The hunger ratings were reduced in more subjects during 14 days for the EMP16-01 120/40 treatment group compared with the Xenical® treatment group. This observation is in line with the proposed gastrointestinal brake effect of EMP16-01. In this two weeks study, there was no statistically significant higher body weight reduction (EMP16-01 120/40; -1.3 kg and Xenical®; -1.6 kg). Hhowever, the observed weight reduction, in combination with the higher reduced appetite, suggests that a more pronounced weight reduction can be expected during a long-term study with EMP16 than with Xenical®.
The first phase IIa trial of EMP16-01 has demonstrated best-in-class safety profile and a potentially improved effect as compared to Xenical. The results clearly indicate that EMP16-01 has a stronger appetite suppressing effect than Xenical. EMP16-01 also had a significant effect on GIP, an incretine, demonstrating superior glycaemic control , which is reflected in plasma insulin and glucose levels. The appetite supressing effect, the improved glycaemic control and the reduced energy uptake (the last item as a consequence of the traditional orlistat effect) clearly indicates that a 7% weight reduction as compared to baseline after one year treatment is feasible. Altogether, EMP16-01 has the clinical potential to be a safe and effective treatment for obese persons both with and without a reduced glucose control.
SAFETY AND TOLERABILITY
The GI absorption and systemic availability of orlistat was lower for all three doses of EMP16-01 compared to Xenical®. This indicates that the safety of EMP16-01 is at least good as Xenical® regarding systemic effects, side-effects and drug-drug interactions.
EMP16-01 also has a better tolerability than Xenical regarding several compliance related side effects such as oily and liquid stools, oily spottings as well as faecal incontinence. It is clear from this study that the suspected augmented GI originated side effects form the orlistat and acarbose combination is tethered by the novel modified release properties of EMP16-01. The only question where EMP16-01 scored worse than Xenical® was faecal urgency and this difference was only apparent during the first few days of treatment.

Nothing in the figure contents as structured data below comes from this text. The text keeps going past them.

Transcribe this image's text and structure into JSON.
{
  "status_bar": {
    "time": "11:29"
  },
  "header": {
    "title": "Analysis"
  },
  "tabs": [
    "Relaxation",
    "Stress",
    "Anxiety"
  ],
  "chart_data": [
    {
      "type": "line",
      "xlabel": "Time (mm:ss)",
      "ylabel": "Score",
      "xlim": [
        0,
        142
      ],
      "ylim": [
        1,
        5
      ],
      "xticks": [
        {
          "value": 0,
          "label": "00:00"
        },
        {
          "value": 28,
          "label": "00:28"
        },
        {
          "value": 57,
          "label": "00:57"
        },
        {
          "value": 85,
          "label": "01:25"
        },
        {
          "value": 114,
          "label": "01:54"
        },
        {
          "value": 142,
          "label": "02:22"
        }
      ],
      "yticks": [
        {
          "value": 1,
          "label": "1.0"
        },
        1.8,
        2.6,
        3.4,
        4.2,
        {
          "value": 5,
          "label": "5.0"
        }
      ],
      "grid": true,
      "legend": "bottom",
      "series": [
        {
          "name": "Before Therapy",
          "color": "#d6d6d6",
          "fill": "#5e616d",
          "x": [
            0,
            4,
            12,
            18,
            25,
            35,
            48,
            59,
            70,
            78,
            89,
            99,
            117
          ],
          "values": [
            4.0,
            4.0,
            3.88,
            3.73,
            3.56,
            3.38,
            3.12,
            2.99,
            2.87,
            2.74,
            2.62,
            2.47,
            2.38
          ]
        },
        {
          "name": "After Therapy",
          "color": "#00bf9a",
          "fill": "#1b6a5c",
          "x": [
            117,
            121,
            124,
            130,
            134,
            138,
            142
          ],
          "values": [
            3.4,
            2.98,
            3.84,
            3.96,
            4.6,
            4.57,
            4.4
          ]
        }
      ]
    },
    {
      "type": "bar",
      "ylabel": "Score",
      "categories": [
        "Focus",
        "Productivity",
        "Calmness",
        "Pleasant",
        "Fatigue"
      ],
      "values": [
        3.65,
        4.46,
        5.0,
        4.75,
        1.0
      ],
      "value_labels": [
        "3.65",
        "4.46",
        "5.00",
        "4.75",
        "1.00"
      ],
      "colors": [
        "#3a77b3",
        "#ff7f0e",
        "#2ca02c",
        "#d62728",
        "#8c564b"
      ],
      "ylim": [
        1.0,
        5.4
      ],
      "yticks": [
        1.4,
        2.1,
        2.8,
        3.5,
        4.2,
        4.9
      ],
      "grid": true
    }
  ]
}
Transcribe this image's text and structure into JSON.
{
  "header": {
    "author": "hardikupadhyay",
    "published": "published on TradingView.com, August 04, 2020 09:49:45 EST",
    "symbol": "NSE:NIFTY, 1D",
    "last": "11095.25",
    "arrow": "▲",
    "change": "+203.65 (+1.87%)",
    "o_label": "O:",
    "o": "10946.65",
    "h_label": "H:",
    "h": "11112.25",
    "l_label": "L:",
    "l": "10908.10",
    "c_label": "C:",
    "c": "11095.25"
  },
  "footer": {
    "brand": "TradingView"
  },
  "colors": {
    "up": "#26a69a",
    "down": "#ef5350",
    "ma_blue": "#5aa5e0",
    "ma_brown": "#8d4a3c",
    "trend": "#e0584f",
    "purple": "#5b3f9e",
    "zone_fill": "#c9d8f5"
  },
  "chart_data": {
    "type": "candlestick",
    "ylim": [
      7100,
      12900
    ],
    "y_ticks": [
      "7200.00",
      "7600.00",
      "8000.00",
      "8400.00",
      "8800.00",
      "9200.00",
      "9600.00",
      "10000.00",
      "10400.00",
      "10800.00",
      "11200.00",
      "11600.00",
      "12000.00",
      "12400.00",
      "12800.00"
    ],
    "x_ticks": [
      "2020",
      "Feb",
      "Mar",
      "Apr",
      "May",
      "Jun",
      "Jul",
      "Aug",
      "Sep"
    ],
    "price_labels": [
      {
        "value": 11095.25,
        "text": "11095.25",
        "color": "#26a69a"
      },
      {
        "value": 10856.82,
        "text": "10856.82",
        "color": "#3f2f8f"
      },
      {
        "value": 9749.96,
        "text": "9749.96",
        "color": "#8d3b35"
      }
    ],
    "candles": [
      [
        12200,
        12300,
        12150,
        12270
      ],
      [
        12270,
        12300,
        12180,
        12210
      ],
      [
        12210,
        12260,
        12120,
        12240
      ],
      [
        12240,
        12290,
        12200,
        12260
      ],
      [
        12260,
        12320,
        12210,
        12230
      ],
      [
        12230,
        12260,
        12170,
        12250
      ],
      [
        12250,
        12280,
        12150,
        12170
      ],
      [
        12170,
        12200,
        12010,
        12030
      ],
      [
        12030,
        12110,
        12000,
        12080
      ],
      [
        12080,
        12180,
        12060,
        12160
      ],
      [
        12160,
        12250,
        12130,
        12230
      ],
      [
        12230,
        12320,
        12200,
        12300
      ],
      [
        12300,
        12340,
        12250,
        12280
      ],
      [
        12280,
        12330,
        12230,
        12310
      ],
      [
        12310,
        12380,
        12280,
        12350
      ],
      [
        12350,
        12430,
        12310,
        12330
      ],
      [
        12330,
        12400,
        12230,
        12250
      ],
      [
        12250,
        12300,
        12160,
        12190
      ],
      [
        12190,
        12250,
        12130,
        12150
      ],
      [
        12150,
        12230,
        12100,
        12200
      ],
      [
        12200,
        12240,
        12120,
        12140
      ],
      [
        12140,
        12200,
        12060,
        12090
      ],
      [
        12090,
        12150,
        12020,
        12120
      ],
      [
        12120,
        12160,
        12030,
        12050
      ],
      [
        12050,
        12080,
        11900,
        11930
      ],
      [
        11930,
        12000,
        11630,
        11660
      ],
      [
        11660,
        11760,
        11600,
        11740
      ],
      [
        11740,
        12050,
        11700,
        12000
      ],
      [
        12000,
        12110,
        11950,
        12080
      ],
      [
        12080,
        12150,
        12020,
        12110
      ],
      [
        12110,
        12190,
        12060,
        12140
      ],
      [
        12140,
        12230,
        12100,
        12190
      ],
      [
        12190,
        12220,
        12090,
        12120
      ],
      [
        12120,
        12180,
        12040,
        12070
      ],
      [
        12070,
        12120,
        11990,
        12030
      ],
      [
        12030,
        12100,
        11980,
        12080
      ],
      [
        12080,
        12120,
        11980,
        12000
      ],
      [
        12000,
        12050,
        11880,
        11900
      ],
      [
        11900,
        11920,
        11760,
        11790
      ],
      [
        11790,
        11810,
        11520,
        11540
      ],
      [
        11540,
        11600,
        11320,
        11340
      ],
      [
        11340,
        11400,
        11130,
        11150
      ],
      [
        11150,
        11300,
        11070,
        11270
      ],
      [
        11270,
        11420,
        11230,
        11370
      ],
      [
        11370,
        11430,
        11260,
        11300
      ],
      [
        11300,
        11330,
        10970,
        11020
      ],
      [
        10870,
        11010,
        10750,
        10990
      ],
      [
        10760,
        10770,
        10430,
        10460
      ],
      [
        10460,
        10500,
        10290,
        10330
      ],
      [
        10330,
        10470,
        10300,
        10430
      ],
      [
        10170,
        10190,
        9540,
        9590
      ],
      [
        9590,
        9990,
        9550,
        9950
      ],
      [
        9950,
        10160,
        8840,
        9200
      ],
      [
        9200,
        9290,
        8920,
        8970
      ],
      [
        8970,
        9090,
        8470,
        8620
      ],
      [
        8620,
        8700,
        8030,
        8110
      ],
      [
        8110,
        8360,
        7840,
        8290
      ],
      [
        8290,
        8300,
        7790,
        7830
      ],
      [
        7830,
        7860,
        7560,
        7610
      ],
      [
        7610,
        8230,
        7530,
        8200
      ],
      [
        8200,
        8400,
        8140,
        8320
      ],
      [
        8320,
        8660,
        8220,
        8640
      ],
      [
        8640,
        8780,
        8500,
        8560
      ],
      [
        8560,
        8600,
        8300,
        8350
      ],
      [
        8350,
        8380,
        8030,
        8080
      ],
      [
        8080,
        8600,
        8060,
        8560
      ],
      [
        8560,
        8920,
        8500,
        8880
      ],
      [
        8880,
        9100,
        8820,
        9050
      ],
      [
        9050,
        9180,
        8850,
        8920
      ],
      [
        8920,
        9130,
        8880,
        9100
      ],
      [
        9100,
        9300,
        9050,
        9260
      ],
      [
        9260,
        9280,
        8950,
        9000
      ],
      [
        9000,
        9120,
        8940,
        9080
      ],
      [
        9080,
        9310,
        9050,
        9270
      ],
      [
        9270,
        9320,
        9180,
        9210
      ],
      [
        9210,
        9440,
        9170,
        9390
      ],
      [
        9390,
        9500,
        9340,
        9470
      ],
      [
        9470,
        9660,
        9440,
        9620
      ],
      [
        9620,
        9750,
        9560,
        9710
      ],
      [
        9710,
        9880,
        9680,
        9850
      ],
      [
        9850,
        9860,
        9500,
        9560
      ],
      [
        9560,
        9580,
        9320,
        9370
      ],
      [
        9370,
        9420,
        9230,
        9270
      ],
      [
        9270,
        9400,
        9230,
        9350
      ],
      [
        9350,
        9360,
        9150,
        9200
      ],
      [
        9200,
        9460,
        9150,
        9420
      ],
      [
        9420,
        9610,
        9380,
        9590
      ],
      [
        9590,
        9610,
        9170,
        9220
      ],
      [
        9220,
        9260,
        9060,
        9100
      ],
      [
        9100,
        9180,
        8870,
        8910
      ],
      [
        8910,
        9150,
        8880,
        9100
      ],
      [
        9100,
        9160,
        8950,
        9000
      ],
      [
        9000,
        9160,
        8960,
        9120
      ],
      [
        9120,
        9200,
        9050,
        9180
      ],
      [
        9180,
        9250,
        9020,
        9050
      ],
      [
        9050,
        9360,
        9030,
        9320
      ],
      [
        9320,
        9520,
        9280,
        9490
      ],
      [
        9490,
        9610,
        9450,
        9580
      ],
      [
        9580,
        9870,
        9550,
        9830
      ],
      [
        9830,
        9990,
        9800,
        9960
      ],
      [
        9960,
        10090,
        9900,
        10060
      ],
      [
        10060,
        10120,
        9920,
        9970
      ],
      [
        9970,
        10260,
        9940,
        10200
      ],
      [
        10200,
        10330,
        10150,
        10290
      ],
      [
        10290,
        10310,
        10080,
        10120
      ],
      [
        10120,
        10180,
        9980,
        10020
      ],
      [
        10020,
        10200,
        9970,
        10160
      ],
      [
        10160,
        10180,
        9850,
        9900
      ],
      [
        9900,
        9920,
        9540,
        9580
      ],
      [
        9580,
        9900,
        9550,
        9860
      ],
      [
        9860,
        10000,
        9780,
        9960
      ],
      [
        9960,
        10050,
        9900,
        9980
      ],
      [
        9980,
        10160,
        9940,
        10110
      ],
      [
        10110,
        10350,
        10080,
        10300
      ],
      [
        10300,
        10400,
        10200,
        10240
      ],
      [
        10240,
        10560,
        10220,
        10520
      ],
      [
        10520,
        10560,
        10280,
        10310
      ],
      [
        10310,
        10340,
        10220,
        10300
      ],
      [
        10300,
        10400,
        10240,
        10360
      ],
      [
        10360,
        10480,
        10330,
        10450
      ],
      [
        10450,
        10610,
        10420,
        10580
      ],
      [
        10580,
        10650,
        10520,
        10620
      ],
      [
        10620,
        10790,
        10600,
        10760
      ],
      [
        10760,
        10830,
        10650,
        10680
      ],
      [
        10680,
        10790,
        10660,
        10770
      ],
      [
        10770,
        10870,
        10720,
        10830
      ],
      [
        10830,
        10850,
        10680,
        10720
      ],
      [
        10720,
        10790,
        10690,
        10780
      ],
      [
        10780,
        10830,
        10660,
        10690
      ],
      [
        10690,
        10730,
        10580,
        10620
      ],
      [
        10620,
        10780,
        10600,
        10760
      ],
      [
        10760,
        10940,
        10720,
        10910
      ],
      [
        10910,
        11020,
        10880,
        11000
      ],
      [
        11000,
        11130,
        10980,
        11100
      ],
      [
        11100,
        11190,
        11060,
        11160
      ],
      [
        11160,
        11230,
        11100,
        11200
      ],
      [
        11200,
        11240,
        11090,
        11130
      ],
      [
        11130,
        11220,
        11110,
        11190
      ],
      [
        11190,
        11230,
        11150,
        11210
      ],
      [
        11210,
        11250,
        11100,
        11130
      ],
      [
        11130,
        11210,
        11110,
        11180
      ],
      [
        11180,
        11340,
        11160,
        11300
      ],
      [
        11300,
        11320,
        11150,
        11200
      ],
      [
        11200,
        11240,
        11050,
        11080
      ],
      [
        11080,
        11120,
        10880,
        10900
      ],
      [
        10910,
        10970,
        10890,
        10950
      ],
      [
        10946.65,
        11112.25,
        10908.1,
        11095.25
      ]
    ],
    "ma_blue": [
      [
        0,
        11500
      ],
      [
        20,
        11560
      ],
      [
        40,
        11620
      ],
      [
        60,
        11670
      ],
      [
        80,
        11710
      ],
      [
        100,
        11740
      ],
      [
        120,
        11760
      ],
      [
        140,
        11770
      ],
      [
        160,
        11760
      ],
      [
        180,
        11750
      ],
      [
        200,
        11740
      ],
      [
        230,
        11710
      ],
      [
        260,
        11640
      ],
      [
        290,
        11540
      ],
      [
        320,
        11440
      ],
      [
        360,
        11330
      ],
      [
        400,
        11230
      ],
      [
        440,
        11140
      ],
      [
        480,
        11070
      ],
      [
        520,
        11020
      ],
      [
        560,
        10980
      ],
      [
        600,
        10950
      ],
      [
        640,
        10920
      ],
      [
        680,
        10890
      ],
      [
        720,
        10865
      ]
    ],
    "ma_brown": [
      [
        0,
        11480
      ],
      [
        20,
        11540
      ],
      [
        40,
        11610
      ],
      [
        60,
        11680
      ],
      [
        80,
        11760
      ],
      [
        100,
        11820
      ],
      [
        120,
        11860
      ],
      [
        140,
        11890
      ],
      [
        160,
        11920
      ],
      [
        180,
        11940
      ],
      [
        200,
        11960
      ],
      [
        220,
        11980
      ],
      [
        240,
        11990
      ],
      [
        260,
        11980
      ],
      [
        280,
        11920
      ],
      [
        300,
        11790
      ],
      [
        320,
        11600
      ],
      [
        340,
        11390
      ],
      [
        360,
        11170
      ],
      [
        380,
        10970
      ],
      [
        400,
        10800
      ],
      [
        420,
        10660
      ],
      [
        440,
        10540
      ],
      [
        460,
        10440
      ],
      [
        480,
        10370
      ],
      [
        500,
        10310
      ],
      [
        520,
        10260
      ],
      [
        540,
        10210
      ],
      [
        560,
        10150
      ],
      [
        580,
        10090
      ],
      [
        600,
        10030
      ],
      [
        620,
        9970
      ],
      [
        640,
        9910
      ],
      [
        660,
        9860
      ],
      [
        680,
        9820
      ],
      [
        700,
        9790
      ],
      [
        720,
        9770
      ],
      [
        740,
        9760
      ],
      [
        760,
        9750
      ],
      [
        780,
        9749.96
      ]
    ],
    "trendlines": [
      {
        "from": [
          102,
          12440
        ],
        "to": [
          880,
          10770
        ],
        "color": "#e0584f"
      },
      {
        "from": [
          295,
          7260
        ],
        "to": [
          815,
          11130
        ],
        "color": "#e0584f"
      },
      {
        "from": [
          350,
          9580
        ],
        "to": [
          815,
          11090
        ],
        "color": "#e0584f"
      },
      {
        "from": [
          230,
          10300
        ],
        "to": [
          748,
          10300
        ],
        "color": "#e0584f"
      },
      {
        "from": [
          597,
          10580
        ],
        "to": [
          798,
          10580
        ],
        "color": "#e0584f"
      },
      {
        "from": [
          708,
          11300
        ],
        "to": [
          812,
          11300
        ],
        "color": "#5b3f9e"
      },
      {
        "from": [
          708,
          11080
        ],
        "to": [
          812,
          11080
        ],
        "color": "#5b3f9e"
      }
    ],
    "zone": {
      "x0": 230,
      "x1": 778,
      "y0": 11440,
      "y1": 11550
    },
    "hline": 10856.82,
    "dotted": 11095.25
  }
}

The proportion of subjects experiencing any TEAE increased with increasing orlistat/acarbose dose (18-69%), as compared to 65% of subjects treated with Xenical®. Five of the nine cases of headache (55.6%) were assessed as possibly related to study treatment; two occurred during treatment with EMP16-01 90/30, one during treatment with EMP16-01 120/40 and two were related to Xenical®.